Although 67,220 homes were sold in April, says HM Revenue & Customs, 32 per cent fewer homes changed hands than in the same month a year earlier - marking the worst April performance for the housing market in a decade.
Property experts fear the worst as the market goes through a price correction.
The latest official figures for March 2023 from the Office for National Statistics (ONS) show house prices still rising - by 4.1 per cent in the year, but down from a 5.8 per cent rise in February.
Average UK homes now cost £285,000 - £11,000 higher than a year ago but £8,000 below the recent peak in November.
House price changes where you are
Regionally, London saw the lowest percentage change in prices, recording a 1.5 per cent rise, says the ONS. The South West posted the most significant increase of 5.4 per cent. The North West was the only other region to bust the five per cent barrier with a rise of 5.2 per cent.
London retains the highest average home values in the UK at £523,000. The lowest house price was recorded in the North East, where property prices average £157,000.
What the lenders say
Britain's biggest lenders - the Halifax and Nationwide - filed differing figures for house prices in April.
Nationwide pierced the housing market's gloom by reporting prices up 0.5 per cent in April after five months of dropping.
However, that news was not good enough to reverse the annual falls but improved the mood by reducing the annual fall from -3.1 per cent to -2.7 per cent.

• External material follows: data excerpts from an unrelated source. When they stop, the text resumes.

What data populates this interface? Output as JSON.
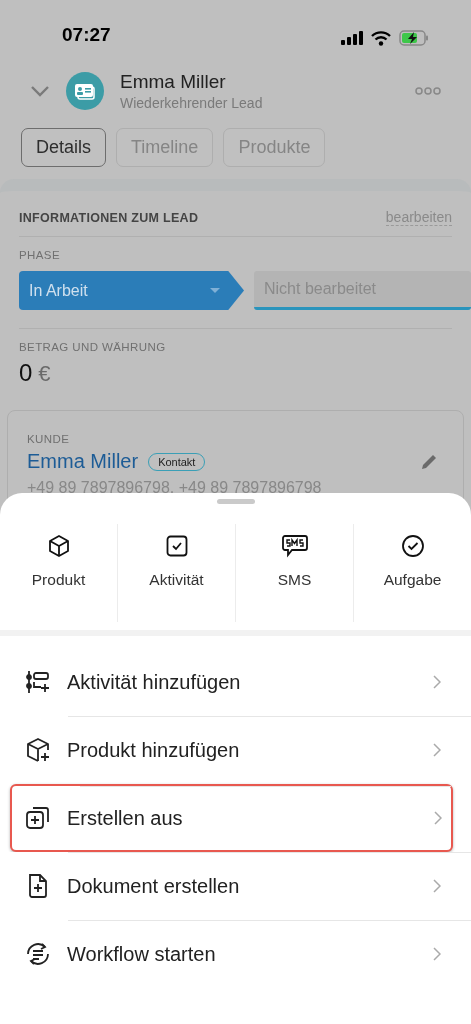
{
  "status_bar": {
    "time": "07:27"
  },
  "header": {
    "title": "Emma Miller",
    "subtitle": "Wiederkehrender Lead"
  },
  "tabs": [
    {
      "label": "Details",
      "selected": true
    },
    {
      "label": "Timeline",
      "selected": false
    },
    {
      "label": "Produkte",
      "selected": false
    }
  ],
  "lead_info": {
    "title": "INFORMATIONEN ZUM LEAD",
    "edit_link": "bearbeiten",
    "phase_label": "PHASE",
    "stages": [
      {
        "label": "In Arbeit",
        "selected": true
      },
      {
        "label": "Nicht bearbeitet",
        "selected": false
      }
    ],
    "amount_label": "BETRAG UND WÄHRUNG",
    "amount": "0",
    "currency": "€"
  },
  "customer": {
    "label": "KUNDE",
    "name": "Emma Miller",
    "badge": "Kontakt",
    "phones": "+49 89 7897896798, +49 89 7897896798"
  },
  "sheet": {
    "quick_actions": [
      {
        "kind": "product",
        "label": "Produkt"
      },
      {
        "kind": "activity",
        "label": "Aktivität"
      },
      {
        "kind": "sms",
        "label": "SMS"
      },
      {
        "kind": "task",
        "label": "Aufgabe"
      }
    ],
    "menu": [
      {
        "kind": "activity",
        "label": "Aktivität hinzufügen",
        "highlighted": false
      },
      {
        "kind": "product",
        "label": "Produkt hinzufügen",
        "highlighted": false
      },
      {
        "kind": "create",
        "label": "Erstellen aus",
        "highlighted": true
      },
      {
        "kind": "document",
        "label": "Dokument erstellen",
        "highlighted": false
      },
      {
        "kind": "workflow",
        "label": "Workflow starten",
        "highlighted": false
      }
    ]
  }
}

Robert Gardner, Nationwide's Chief Economist, said: “While annual house price growth remained negative in April, there were tentative signs of a recovery with prices rising by 0.5% during the month. April’s monthly increase follows seven consecutive declines and leaves prices 4 per cent below their August peak.
“Housing market activity remains subdued, with the number of mortgages approved for house purchase in February nearly 40 per cent below the level of a year ago, and around a third lower than pre-pandemic levels. However, in recent months industry data on mortgage applications point to signs of a pickup.”
The Halifax reports a stagnant housing market, with prices up a marginal 0.1 per cent in the year to the end of April.
Director Kim Kinnaird feels the market is stabilising.
He said: “Alongside a market-wide uptick in mortgage approvals, these latest figures may indicate a more steady environment. However, cost of living concerns remain real for many households, which will likely continue to weigh on sentiment and activity. Combined with the impact of higher interest rates gradually feeding through to those re-mortgaging their current fixed-rate deals, we should expect some further downward pressure on house prices over the course of this year.”
House price digest FAQ
The figures for average house prices and movements in property values can be confusing if you need to learn how to read the data.
Here are some of the most asked questions about house price indices.
Why are the average property prices different in each report?
The reports use different data to draw conclusions and take the data from different periods.
Nationwide and Halifax base their indices on customer data, which are much smaller samples than the national data analysed by the ONS.
Acadata's methodology includes analysis that no other index uses.
Each organisation collects data over different periods, making a direct comparison difficult.
What is the average house price?
There's no such thing as an average home. The figure is calculated from the total value of all transactions in the sample divided by the number of homes changing hands.
What are the asking and sale prices?
The asking price is the amount an owner wants to achieve from a house sale, while the sale price is the negotiated amount the buyer pays.
Which house price index is the best?
All have flaws because of the restricted data, but the one with the broadest sample comes from the ONS. Unfortunately, the ONS data is usually the last to market and out of date by two to three months on publication.